Reduction Print

Gibson + Recoder

Gibson + Recoder, Reduction Print

Modified 16mm projector, film, sculpting tool, hardware

USA 2014

 

"A 'reduction print' is the print of a film that has been transferred from its original support to a narrower film strip. The term reacts to the standards and limitations of industrial distribution and presentation that became the norm in the US around 1910. Historically, the most common form of the reduction print is the 16mm version of a film that was originally shot and distributed on 35. In the mid 1920s, soon after the successful introduction of this sub-standard, the transfer to 16mm not only followed the profit-driven logic of being able to supply smaller cinemas with prints. It also held the promise that films could now be shown at other locations and in other contexts than the movie theater – in schools or barracks, but also in everybody’s cozy living room.

Reduction Print is also the title of a work by Luis Recoder and Sandra Gibson. It consists of a 16mm projector that holds the first reel of the movie Willy Wonka and the Chocolate Factory, made in 1972 by Mel Stuart. However, the reels do not move. Just like the projected image, they stand still and remain immobile for the duration of the show. Under normal circumstances, the film strip would melt in the heat of the projector’s lamp, but this apparatus is a so called 'analytical projector' which allows the continuous deceleration, and even the complete interlocking of the image. And yet the actual punch line of the work is the miniatuarized presentation format. Just like its material support, the film print, the projected image has the gauge of exactly 16mm. Moreover, it is not projected onto a screen, but, as specified in the description, onto a 'sculpting tool' that is conventionally used to shape stone or clay.

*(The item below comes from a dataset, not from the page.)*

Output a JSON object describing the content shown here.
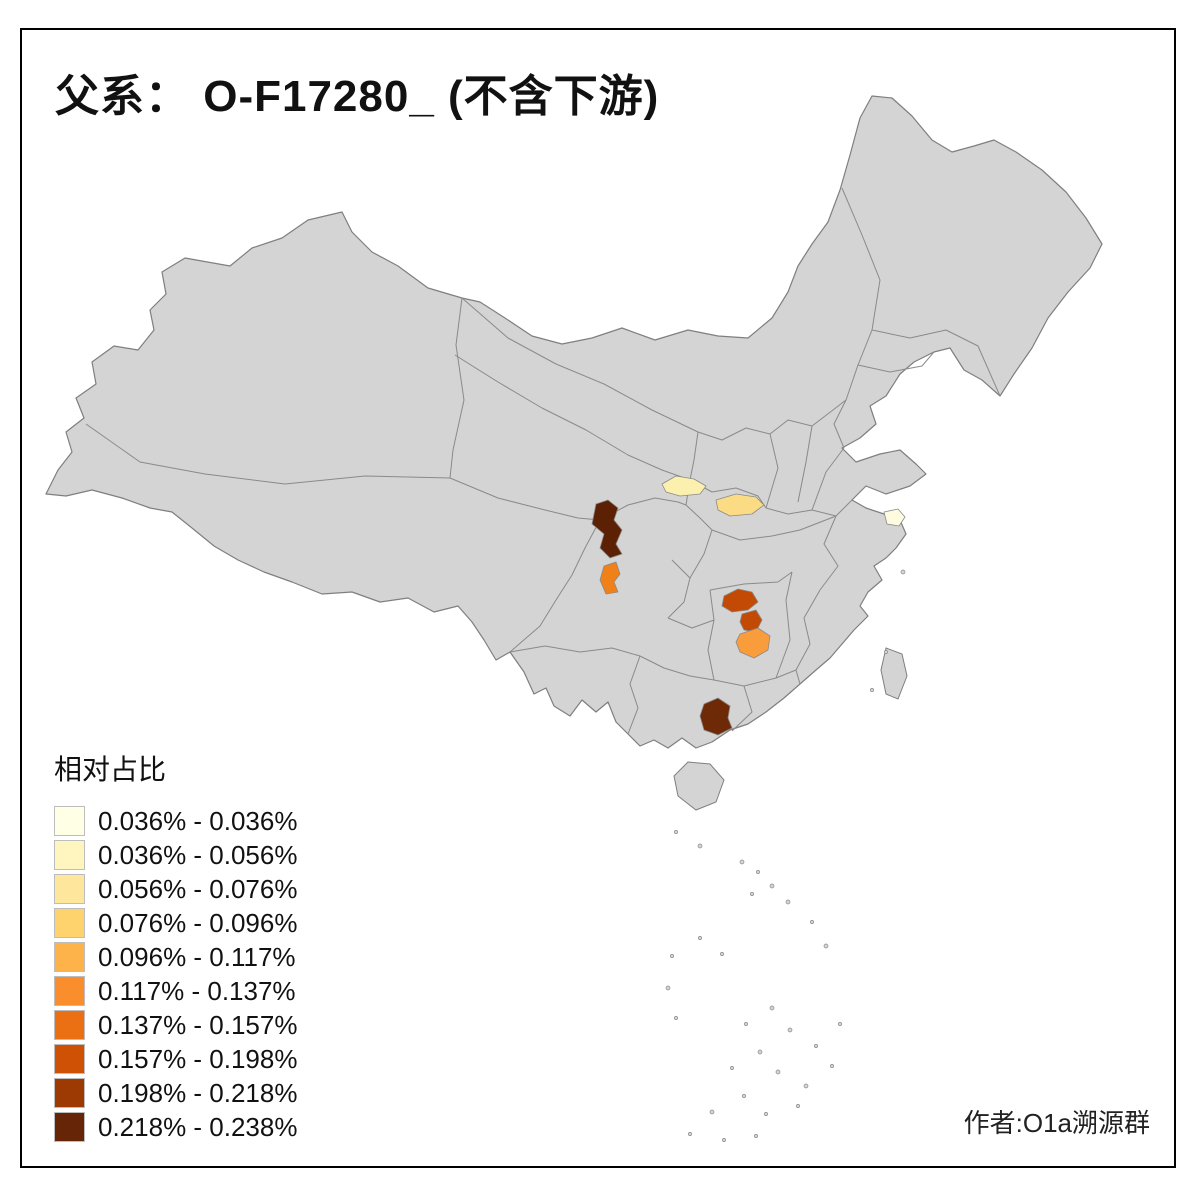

Now what happens in this simple operation? Let me stress two aspects that are, I think, paradigmatic for Gibson’s and Recoder’s work. First, compared to the usual cinema situation, the projector quite radically changes its character. Transported from the darkness of the projection booth into the white cube of the gallery, it shifts from an invisible tool that effaces itself in a smooth and unnoticed act of image production, to an exhibit with sculptural qualities. This impression is emphasized by the choice of the sculpting tool as the site of projected image. On a second level, Reduction Print is the result of understanding (or misunderstanding) a standard of film technology literally: 'The micro-cinematic gauge is projected on a scale that stages the literalization of the miniature format,' Gibson and Recoder write in an accompanying statement. What is performed, then, is the purposeful mix-up of material support and projected image. This form of 'literalism' gives an ironic twist to the projective power of the apparatus by replacing monumentalization with miniaturization." (Pantenberg 2016: 2-3)

 

Sandra Gibson (born 1968) and Luis Recoder (born 1971), live and work in New York, USA.

References

Volker Pantenberg, “Aggregate States of the Moving Image.” A lecture presentation delivered during “Workshop #2: Re-Mediating Cinematic Experience” for the research project A Matter of Historicity: Material Practices in Audiovisual Art (Vienna, Austria, October 7, 2016).

Sandra Gibson & Luis Recoder, Celluloid: Tacita Dean, João Maria Gusmão & Pedro Paiva, Rosa Barba, Sandra Gibson & Luis Recoder, eds. Marente Bloemheuvel and Jaap Guldemond (Amsterdam: EYE Filmmuseum, nai010 publishers, 2016), p. 118.